Otra emoción con mala prensa es
la de la ira. Pero González advierte aquí que
enfadarse es algo imprescindible. Eso sí, debemos aprender a enfadarnos bien: “Las personas que no se enfadan
nunca suelen tener problemas porque la gente las toma por el pito del sereno. Y
es que los demás no siempre miden lo que nos piden, quizá ni les importa. Somos
nosotros los responsables de marcar los límites. Y eso lo hacemos a través del
enfado. Pero enfadarse bien significa notar que algo no me gusta, decirlo, pero
a la vez seguir pensando, eligiendo las palabras según a quién tenemos delante.
Nos podemos enfadar con toda elegancia, con arte y con moderación”, aclara
González.
“Las personas que explotan suelen
ser de dos tipos”, continúa explicando. “Algunos son personas que cuando están
enfadadas no son capaces de pensar y se desbordan, y otras son personas que
nunca se permiten enfadarse. Son tan contenidas que el día que ya rebosan arde
Troya. Enfadarse bien significa que me enfado cuando toca, lo que toca, de una
forma proporcionada y apropiada para la situación.
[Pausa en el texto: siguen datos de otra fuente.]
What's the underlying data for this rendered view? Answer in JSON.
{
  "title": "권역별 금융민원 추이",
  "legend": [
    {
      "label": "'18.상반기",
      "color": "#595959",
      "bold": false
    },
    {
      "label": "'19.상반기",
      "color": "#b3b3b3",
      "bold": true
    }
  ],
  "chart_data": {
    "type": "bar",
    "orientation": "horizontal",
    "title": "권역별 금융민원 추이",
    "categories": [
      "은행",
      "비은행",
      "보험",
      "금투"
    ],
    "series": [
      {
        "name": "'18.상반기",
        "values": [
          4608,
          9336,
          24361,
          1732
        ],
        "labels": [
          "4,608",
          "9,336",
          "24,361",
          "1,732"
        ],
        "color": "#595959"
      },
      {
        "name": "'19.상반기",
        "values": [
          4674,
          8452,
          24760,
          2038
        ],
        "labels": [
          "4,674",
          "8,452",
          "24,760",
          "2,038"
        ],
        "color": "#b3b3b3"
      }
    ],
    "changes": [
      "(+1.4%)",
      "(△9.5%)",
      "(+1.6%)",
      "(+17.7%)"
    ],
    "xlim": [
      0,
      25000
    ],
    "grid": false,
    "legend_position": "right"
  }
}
Si lo hago así siempre voy
a modular cuánto enfado corresponde en cada ocasión”.
¿Y dónde aprendimos a manejarnos
tan mal con nuestro mundo emocional? ¿Por qué nos cuesta aprender a regular nuestras
emociones? “Cada familia tiene un
lenguaje emocional distinto, y es en su seno donde aprendemos a manejarnos con
lo que sentimos” asegura González. “Y es que en la infancia somos emoción pura.
La manera en que los demás reaccionan ante lo que nos pasa, lo que nos dicen,
la cara que ponen, si nos hacen caso o nos ignoran… Es ahí donde aprenderemos a
tratarnos de una u otra manera”.
Y detalla: “La peor frase del mundo es decirle a un niño que llora que no pasa
nada. Se dice con la mejor de las intenciones, pero para
quien lo recibe lo que significa es: pasamos por encima del malestar. La interacción buena es
reconocer el malestar, ponerle nombre, hacer un gesto de cuidado… y ahí veremos
cómo al niño se le pasa. Si nos saltamos esos pasos le acostumbramos a
interiorizar que lo que siente no importa”.
Con el paso de los años muchas
personas se convierten en auténticos “pozos radiactivos”, en palabras de esta
psiquiatra, repletos de emociones no permitidas. Otros, en cambio, pasan a ser
dictadores de su país emocional, incapaces de aceptar lo que sienten aunque sí
lo noten.
Algunas estrategias para soltar
el control pueden ser practicar la flexibilidad, acostumbrarnos a cometer errores, aunque sea a propósito, cogerle
cariño a la incertidumbre y a la confusión e incluso ser un poco
irresponsables. Entre pensar siempre las cosas demasiado y no tomar ninguna
responsabilidad se abre paso el maravilloso mundo de la espontaneidad.
“Hay una sabiduría natural de las
emociones que podemos recuperar, aunque nuestra forma de funcionar con ellas no
haya sido saludable hasta ahora. Aprender a identificarlas, a escucharlas y a
ver hacia dónde nos mueven nos ayudará a entendernos a nosotros
mismos, a relacionarnos con los demás y a tomar decisiones
saludables”, afirma Anabel González.
Y a navegar con la cabeza alta
nuestros malos días, como explica en su libro. “Una
vida buena no es una vida en la que no pasan cosas, sino una vida en la que
llevamos las cosas que pasan de la mejor manera posible”, concluye.